The process of interchange between chromosomes is called crossing over; the tendency of factors to stay together is called linkage.
The strength of the linkage differs from pair to pair: yellow and white cross over in about 1 per cent. of cases, white and miniature in about 33 per cent., white and bar in about 44 per cent. Factors that are seldom separated must lie close together; factors often separated must lie far apart.

The linear arrangement of factors

Chapter III · The linear arrangement of factors shown by linkage relations
If the factors are arranged in a line along the chromosome, the chance of a break falling between any two of them is proportional to the distance that separates them.
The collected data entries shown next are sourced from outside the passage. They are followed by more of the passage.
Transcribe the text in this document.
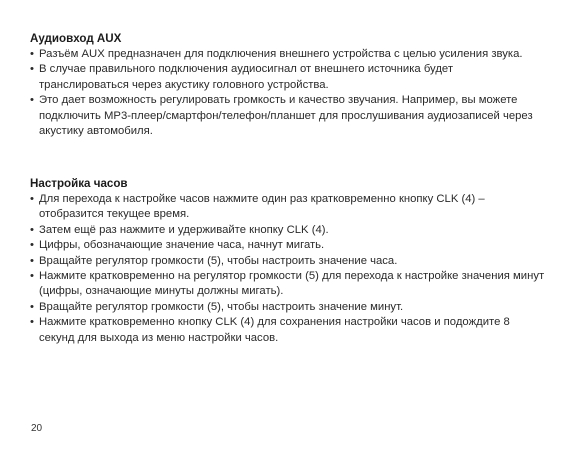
Аудиовход AUX
• Разъём AUX предназначен для подключения внешнего устройства с целью усиления звука.
• В случае правильного подключения аудиосигнал от внешнего источника будет транслироваться через акустику головного устройства.
• Это дает возможность регулировать громкость и качество звучания. Например, вы можете подключить MP3-плеер/смартфон/телефон/планшет для прослушивания аудиозаписей через акустику автомобиля.
Настройка часов
• Для перехода к настройке часов нажмите один раз кратковременно кнопку CLK (4) – отобразится текущее время.
• Затем ещё раз нажмите и удерживайте кнопку CLK (4).
• Цифры, обозначающие значение часа, начнут мигать.
• Вращайте регулятор громкости (5), чтобы настроить значение часа.
• Нажмите кратковременно на регулятор громкости (5) для перехода к настройке значения минут (цифры, означающие минуты должны мигать).
• Вращайте регулятор громкости (5), чтобы настроить значение минут.
• Нажмите кратковременно кнопку CLK (4) для сохранения настройки часов и подождите 8 секунд для выхода из меню настройки часов.
20
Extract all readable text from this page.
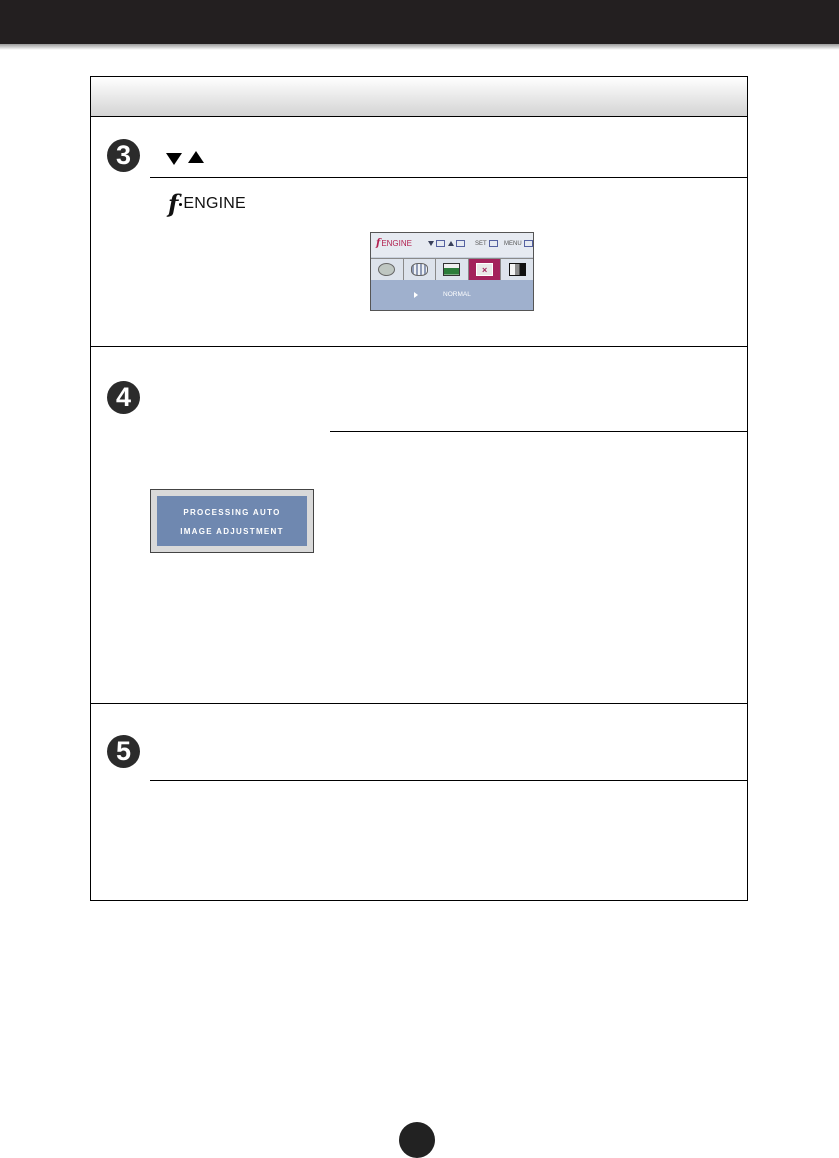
3
4
5
f ENGINE
f ENGINE	SET	MENU
×
NORMAL
PROCESSING AUTO
IMAGE ADJUSTMENT
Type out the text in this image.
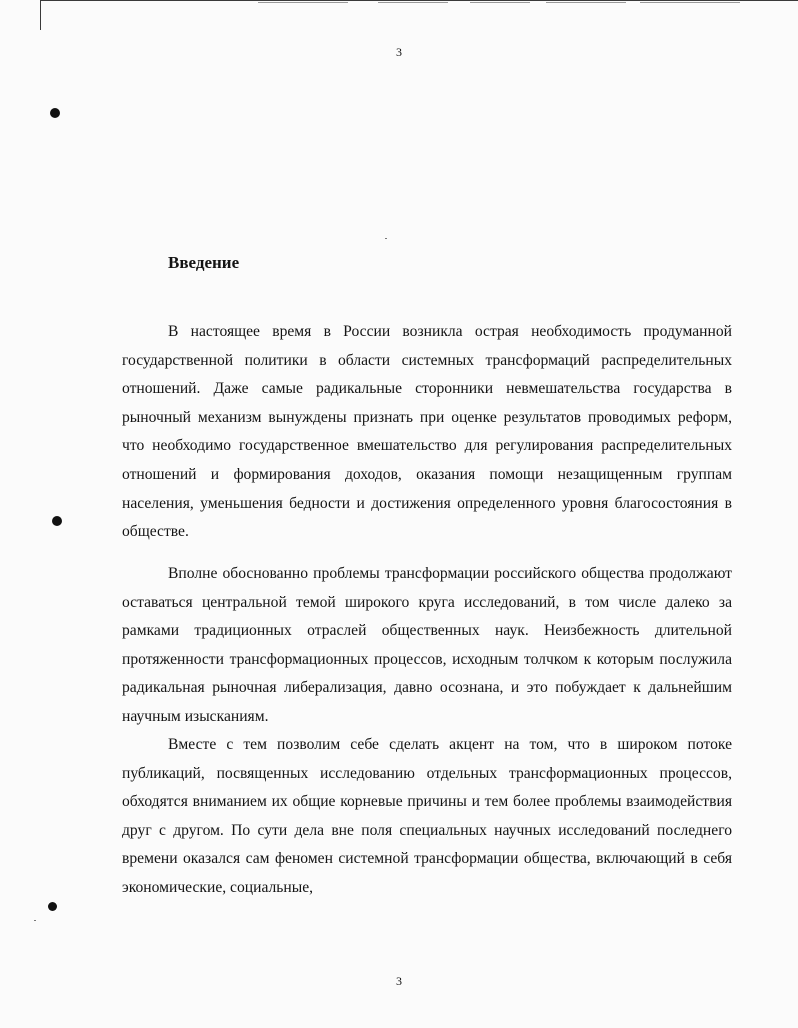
3
Введение

В настоящее время в России возникла острая необходимость продуманной государственной политики в области системных трансформаций распределительных отношений. Даже самые радикальные сторонники невмешательства государства в рыночный механизм вынуждены признать при оценке результатов проводимых реформ, что необходимо государственное вмешательство для регулирования распределительных отношений и формирования доходов, оказания помощи незащищенным группам населения, уменьшения бедности и достижения определенного уровня благосостояния в обществе.

Вполне обоснованно проблемы трансформации российского общества продолжают оставаться центральной темой широкого круга исследований, в том числе далеко за рамками традиционных отраслей общественных наук. Неизбежность длительной протяженности трансформационных процессов, исходным толчком к которым послужила радикальная рыночная либерализация, давно осознана, и это побуждает к дальнейшим научным изысканиям.

Вместе с тем позволим себе сделать акцент на том, что в широком потоке публикаций, посвященных исследованию отдельных трансформационных процессов, обходятся вниманием их общие корневые причины и тем более проблемы взаимодействия друг с другом. По сути дела вне поля специальных научных исследований последнего времени оказался сам феномен системной трансформации общества, включающий в себя экономические, социальные,

3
The percentage of crossing over therefore measures that distance, and from it the factors can be plotted, in order and to scale, upon a map.
Sturtevant's first such map (1913) placed five sex-linked factors of the fly upon a single line; the maps in this book extend the method, and the order on the map is the order in which the factors lie in the chromosome.

The factorial hypothesis (Ch. IX)

Chapter IX · The factorial hypothesis
The factor is treated as a definite thing, located at a definite point in a particular chromosome, transmitted by the chromosome from cell to cell and from parent to offspring, and capable, on rare occasions, of changing into a new form (a mutation) that is thereafter inherited in the same orderly way.